(Probability/Statistics) Transformation of Bivariate Random Variable

[rayge]

Homework Statement

Let X_1, X_2 have the joint pdf h(x_1, x_2) = 8x_1x_2, 0<x_1<x_2<1, zero elsewhere. Find the joint pdf of Y_1=X_1/X_2 and Y_2=X_2.

Homework Equations

p_Y(y_1,y_2)=p_X[w_1(y_1,y_2),w_2(y_1,y_2)] where w_i is the inverse of y_1=u_1(x_1,x_2)

The Attempt at a Solution

We can get X_1=Y_1Y_2 and X_2=Y_2. Naively plugging in y, we can get 8y_1y_2^2. However this isn't right according to the back of the book.

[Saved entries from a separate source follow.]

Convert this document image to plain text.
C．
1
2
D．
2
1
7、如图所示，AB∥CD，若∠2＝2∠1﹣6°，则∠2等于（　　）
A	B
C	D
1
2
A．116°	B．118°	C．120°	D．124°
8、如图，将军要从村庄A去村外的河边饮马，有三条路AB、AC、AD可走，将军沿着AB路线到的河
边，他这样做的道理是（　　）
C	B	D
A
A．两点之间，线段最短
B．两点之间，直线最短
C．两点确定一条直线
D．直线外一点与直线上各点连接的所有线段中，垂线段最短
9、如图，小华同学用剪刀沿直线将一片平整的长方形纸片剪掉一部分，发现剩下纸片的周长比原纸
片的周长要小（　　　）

I thought it might have to do with finding the marginal distributions of x_1, x_2, but that doesn't seem to lead me anywhere either. Any thoughts welcome!

 

[Ray Vickson]

Homework Statement

Let X_1, X_2 have the joint pdf h(x_1, x_2) = 8x_1x_2, 0<x_1<x_2<1, zero elsewhere. Find the joint pdf of Y_1=X_1/X_2 and Y_2=X_2.

Homework Equations

p_Y(y_1,y_2)=p_X[w_1(y_1,y_2),w_2(y_1,y_2)] where w_i is the inverse of y_1=u_1(x_1,x_2)

The Attempt at a Solution

We can get X_1=Y_1Y_2 and X_2=Y_2. Naively plugging in y, we can get 8y_1y_2^2. However this isn't right according to the back of the book.

I thought it might have to do with finding the marginal distributions of x_1, x_2, but that doesn't seem to lead me anywhere either. Any thoughts welcome!

You forgot the Jacobian, necessary to transform dx1*dx2 into h(y1,y2)*dy1*dy2

 

[rayge]

Thanks! That was it.